Otras veces, las regulaciones surten efectos – pero insuficientes. Ningún paciente quiere que le curen media enfermedad terminal. Tampoco que traten de curarle una gripe, y que el medicamento le deje ciego. Lo mismo pasa cuando se regula – y en vez de corregir un problema público, se generan consecuencias indeseadas no previstas. Por eso, muchas veces el óptimo social es que el Estado haga nada.

Toda regulación debe estar basada en un análisis previo de costo-beneficio. Pero también se debe monitorear sus resultados para calibrar cualquier efecto no deseado imprevisto. Las regulaciones no nacen infalibles. Tampoco tiene vocación perpetua.

Sin embargo, muchos proyectos legislativos carecen de un fundamento o criterio económico sobre por qué resulta necesario regular una actividad. De hecho, una gran parte de las leyes y regulaciones que se implementan en la República Dominicana, carecen de un estudio previo de impacto regulatorio. En fin, el quehacer regulatorio es ubicuo, pero está plagado de arbitrariedad, complejidad, trasplantes jurídicos y razonamientos carentes de toda base científica o técnica.

Lo anterior resalta la necesidad de preguntarse ¿por qué el Estado debe regular? Esta pregunta se contestará en varios artículos. Este se limitará a introducir los llamados fallos del mercado bajo la teoría económica neoclásica (partiendo del supuesto de racionalidad). Estos fallos se explicarán con mayor nivel de detalle en artículos subsiguientes.

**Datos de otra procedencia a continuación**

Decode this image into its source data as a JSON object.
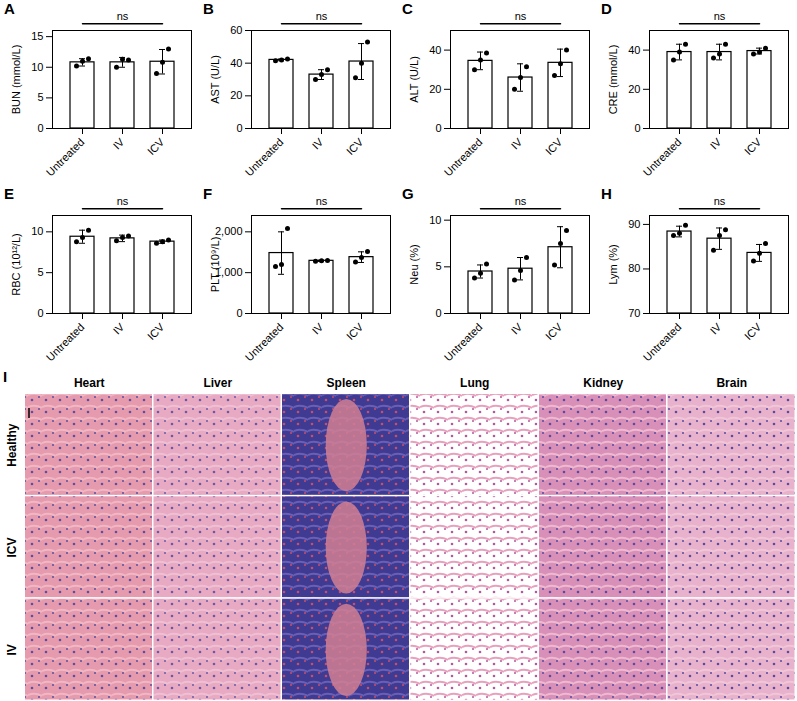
{
  "chart_data": [
    {
      "type": "bar",
      "title": "A",
      "ylabel": "BUN (mmol/L)",
      "categories": [
        "Untreated",
        "IV",
        "ICV"
      ],
      "values": [
        10.8,
        10.8,
        10.9
      ],
      "errors": [
        0.6,
        0.8,
        2.0
      ],
      "points": [
        [
          10.2,
          11.0,
          11.4
        ],
        [
          10.0,
          11.3,
          11.2
        ],
        [
          9.0,
          10.8,
          13.0
        ]
      ],
      "color": "#ffffff",
      "ylim": [
        0,
        16
      ],
      "yticks": [
        0,
        5,
        10,
        15
      ],
      "annotations": [
        {
          "text": "ns",
          "x1": "Untreated",
          "x2": "ICV"
        }
      ]
    },
    {
      "type": "bar",
      "title": "B",
      "ylabel": "AST (U/L)",
      "categories": [
        "Untreated",
        "IV",
        "ICV"
      ],
      "values": [
        42,
        33,
        41
      ],
      "errors": [
        0.5,
        3,
        11
      ],
      "points": [
        [
          41.5,
          42,
          42.5
        ],
        [
          30,
          33,
          36
        ],
        [
          31,
          40,
          53
        ]
      ],
      "color": "#ffffff",
      "ylim": [
        0,
        60
      ],
      "yticks": [
        0,
        20,
        40,
        60
      ],
      "annotations": [
        {
          "text": "ns",
          "x1": "Untreated",
          "x2": "ICV"
        }
      ]
    },
    {
      "type": "bar",
      "title": "C",
      "ylabel": "ALT (U/L)",
      "categories": [
        "Untreated",
        "IV",
        "ICV"
      ],
      "values": [
        34.5,
        26,
        33.5
      ],
      "errors": [
        4.5,
        7,
        7
      ],
      "points": [
        [
          30,
          35,
          38.5
        ],
        [
          20,
          26,
          31.5
        ],
        [
          27,
          33,
          40
        ]
      ],
      "color": "#ffffff",
      "ylim": [
        0,
        50
      ],
      "yticks": [
        0,
        20,
        40
      ],
      "annotations": [
        {
          "text": "ns",
          "x1": "Untreated",
          "x2": "ICV"
        }
      ]
    },
    {
      "type": "bar",
      "title": "D",
      "ylabel": "CRE (mmol/L)",
      "categories": [
        "Untreated",
        "IV",
        "ICV"
      ],
      "values": [
        39,
        39,
        39.5
      ],
      "errors": [
        4,
        4,
        1.5
      ],
      "points": [
        [
          35,
          39,
          43
        ],
        [
          36,
          38,
          43
        ],
        [
          38,
          39,
          41
        ]
      ],
      "color": "#ffffff",
      "ylim": [
        0,
        50
      ],
      "yticks": [
        0,
        20,
        40
      ],
      "annotations": [
        {
          "text": "ns",
          "x1": "Untreated",
          "x2": "ICV"
        }
      ]
    },
    {
      "type": "bar",
      "title": "E",
      "ylabel": "RBC (10¹²/L)",
      "categories": [
        "Untreated",
        "IV",
        "ICV"
      ],
      "values": [
        9.4,
        9.2,
        8.8
      ],
      "errors": [
        0.8,
        0.4,
        0.2
      ],
      "points": [
        [
          8.8,
          9.3,
          10.2
        ],
        [
          8.9,
          9.3,
          9.5
        ],
        [
          8.6,
          8.8,
          9.0
        ]
      ],
      "color": "#ffffff",
      "ylim": [
        0,
        12
      ],
      "yticks": [
        0,
        5,
        10
      ],
      "annotations": [
        {
          "text": "ns",
          "x1": "Untreated",
          "x2": "ICV"
        }
      ]
    },
    {
      "type": "bar",
      "title": "F",
      "ylabel": "PLT (10⁹/L)",
      "categories": [
        "Untreated",
        "IV",
        "ICV"
      ],
      "values": [
        1480,
        1290,
        1380
      ],
      "errors": [
        520,
        15,
        130
      ],
      "points": [
        [
          1150,
          1200,
          2080
        ],
        [
          1280,
          1290,
          1300
        ],
        [
          1260,
          1370,
          1520
        ]
      ],
      "color": "#ffffff",
      "ylim": [
        0,
        2400
      ],
      "yticks": [
        0,
        1000,
        2000
      ],
      "annotations": [
        {
          "text": "ns",
          "x1": "Untreated",
          "x2": "ICV"
        }
      ]
    },
    {
      "type": "bar",
      "title": "G",
      "ylabel": "Neu (%)",
      "categories": [
        "Untreated",
        "IV",
        "ICV"
      ],
      "values": [
        4.5,
        4.8,
        7.1
      ],
      "errors": [
        0.7,
        1.2,
        2.2
      ],
      "points": [
        [
          3.8,
          4.3,
          5.3
        ],
        [
          3.6,
          4.6,
          6.0
        ],
        [
          5.2,
          7.5,
          8.9
        ]
      ],
      "color": "#ffffff",
      "ylim": [
        0,
        10.5
      ],
      "yticks": [
        0,
        5,
        10
      ],
      "annotations": [
        {
          "text": "ns",
          "x1": "Untreated",
          "x2": "ICV"
        }
      ]
    },
    {
      "type": "bar",
      "title": "H",
      "ylabel": "Lym (%)",
      "categories": [
        "Untreated",
        "IV",
        "ICV"
      ],
      "values": [
        88.4,
        86.8,
        83.6
      ],
      "errors": [
        1.2,
        2.4,
        1.9
      ],
      "points": [
        [
          87.5,
          88.0,
          89.8
        ],
        [
          84.2,
          87.5,
          88.8
        ],
        [
          81.8,
          83.5,
          85.7
        ]
      ],
      "color": "#ffffff",
      "ylim": [
        70,
        92
      ],
      "yticks": [
        70,
        80,
        90
      ],
      "annotations": [
        {
          "text": "ns",
          "x1": "Untreated",
          "x2": "ICV"
        }
      ]
    }
  ],
  "histology": {
    "label": "I",
    "columns": [
      "Heart",
      "Liver",
      "Spleen",
      "Lung",
      "Kidney",
      "Brain"
    ],
    "rows": [
      "Healthy",
      "ICV",
      "IV"
    ]
  }
}
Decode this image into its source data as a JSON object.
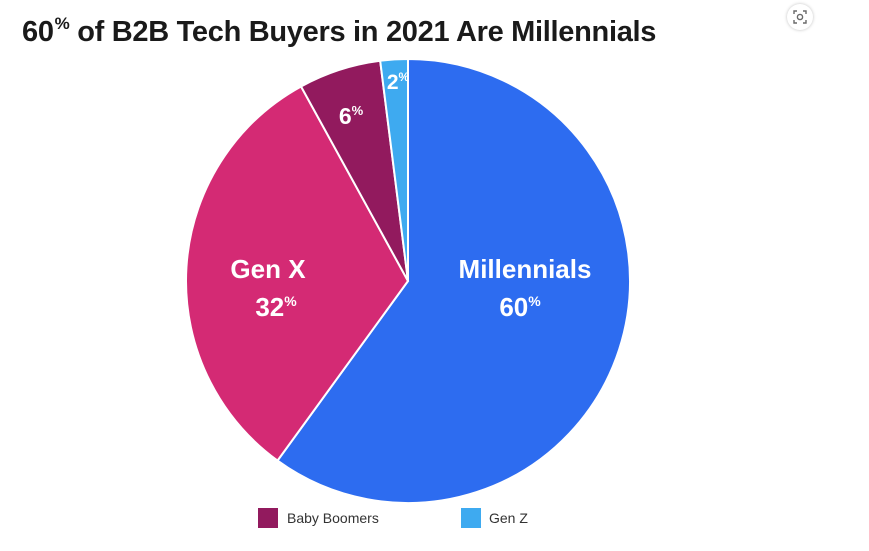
{
  "chart_data": {
    "type": "pie",
    "title": "60% of B2B Tech Buyers in 2021 Are Millennials",
    "slices": [
      {
        "label": "Millennials",
        "value": 60,
        "color": "#2d6cf0"
      },
      {
        "label": "Gen X",
        "value": 32,
        "color": "#d42a74"
      },
      {
        "label": "Baby Boomers",
        "value": 6,
        "color": "#921a5e"
      },
      {
        "label": "Gen Z",
        "value": 2,
        "color": "#3eaaf0"
      }
    ],
    "legend": {
      "placement": "bottom",
      "items": [
        {
          "label": "Baby Boomers",
          "color": "#921a5e"
        },
        {
          "label": "Gen Z",
          "color": "#3eaaf0"
        }
      ]
    },
    "value_labels": {
      "Millennials": "60",
      "Gen X": "32",
      "Baby Boomers": "6",
      "Gen Z": "2"
    },
    "value_suffix": "%"
  },
  "title": {
    "main_lead": "60",
    "main_suffix": "%",
    "main_rest": " of B2B Tech Buyers in 2021 Are Millennials"
  },
  "icons": {
    "lens": "visual-search-icon"
  }
}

Según la Economía Neoclásica, el Análisis Económico del Derecho y la Teoría de la Regulación Económica, el Estado debe intervenir a regular cuando existen fallas – o enfermedades, en el lenguaje de Thomas Lambert (How to Regulate: A Guide for Policymakers, 2017)– que justifiquen dicha intervención. Estas enfermedades del mercado son: (1) los problemas de competencia (monopolios, duopolios, oligopólicos, etc.), las externalidades positivas y negativas, los bienes públicos y recursos comunes, y los problemas severos de información asimétrica (y sus problemas asociados de riesgo moral, costos de agencia y selección adversa). El Prof. Anthony Ogus, en su tratado fundamental sobre regulación económica (Regulation: Legal Form and Economic Theory, 1994), también añade los shocks macroeconómicos – que son eventos inesperados, como los terremotos o los huracanes, que tienen un impacto económico adverso.

En una entrega futura sumaré al análisis los fallos conductuales de la Economía del Comportamiento (Behavioral Economics). Pero primero enfocaremos las enfermedades y problemas económicos clásicos.

La presencia de los referidos fallos justifica – pero no ordena – la intervención reguladora del Estado. De la literatura económica y de la experiencia de implementación de políticas públicas  de otros países, tenemos a nuestra disposición una serie de herramientas para combatir todos los referidos problemas económicos. Regular por regular – o peor aún, dar palos de ciego – es sumamente peligroso e inaceptable. Esto porque cualquier intervención reguladora puede tener consecuencias indeseadas – incluso hasta en sentido opuesto – a los efectos originalmente buscados por la regulación.

Para regular inteligentemente y bien hay que tomar en cuenta esto. De lo contrario, se está experimentando con el bienestar de la sociedad.